Data Type-Specific Settings
When adding data sources, there are specific settings for each data type. These are described in the following:
CSV
The settings for CSV files are:
- Character encoding:
Specifies the character encoding used in the file. (default=’UTF-8’) - Column separator character:
Specifies the separator in the file. Must be a single character. Use ‘\t’ for tab. (default=,) - Contains header row:
Specifies whether the first row (after the skipped rows) is the list of column names. (default=true) - Batch size (internal):
Number of rows to emit in a single XML fragment. Increasing this number usually improves performance, but also affects memory usage. Usually a batch size of 256 is fine. Make sure that your indexer template can handle multiple rows in a single XML fragment. (default=1) - Rows to skip (internal):
Specifies how many initial rows to skip. (default=0) - Trim whitespace from values:
Specifies whether to strip whitespace from strings in the CSV file. This feature is particularly useful when parsing with older databases that pad values with spaces to meet a specific width. (default=false) - Method to escape strings:
Specifies how a literal quoting-character is escaped. There are two modes supported: DOUBLING (example: to express a literal double-quote, write two double-quotes), or BACKSLASH to use a preceding ‘’ to denote a literal escaping character (“ to write a “). (default=BACKSLASH) - Allow rows to be spread out over multiple rows:
Specifies whether quoted text fields may have line breaks in them. (default=false) - Character to use for quoting a string:
Specifies how text is identified. Usually a single or a double quote. (default=”)
JSON
The settings for JSON files are:
- One JSON object per line
- Allowed size (internal)
- Try to sanitize the JSON (solves some issues with malformatted JSON)

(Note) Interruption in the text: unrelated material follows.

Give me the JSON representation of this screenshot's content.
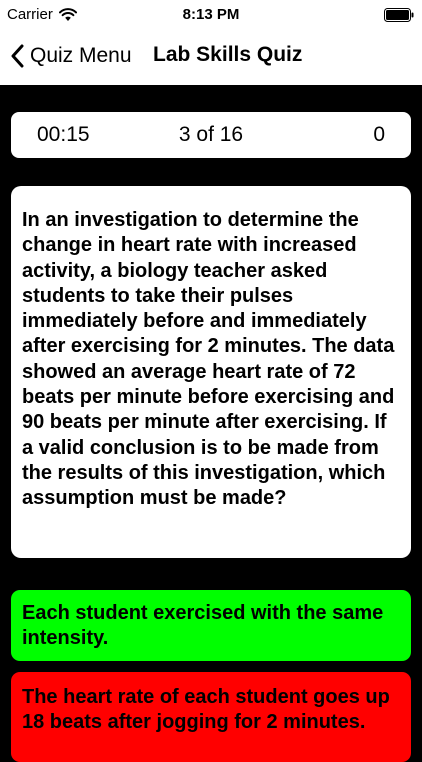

- Simplify XML representation (show the JSON keys directly as element names, example:
<x>
instead of<property name='x'/>
)
RDF
The settings for RDF files are:
- Graph name:
Name of the graph (optional) - Base URI:
Prefix of the relative URIs in the content (optional) - Batch size:
Triples to read in a single batch (default=1024)
XLSX
The settings for XLSX files are:
- Worksheet
- Start at row
- Locale
- Strip whitespace around values
- Timezone
- Batch size
- Multi-row header size
XML
The settings for XML files are:
- Root tag:
Identify and set a root tag. This will split the source file into fragments, making the indexing process more performant. - Max number of nodes per fragment:
Specifies how many nodes to process at once. More nodes means more capacity to index. - Batching:
Allows to organize fragments by grouping them under a specified tag. When set, fragments will be processed in batches. - Maximum number of items in a batch:
Specifies the maximum number of items in a batch. This setting only applies if a batch tag is set.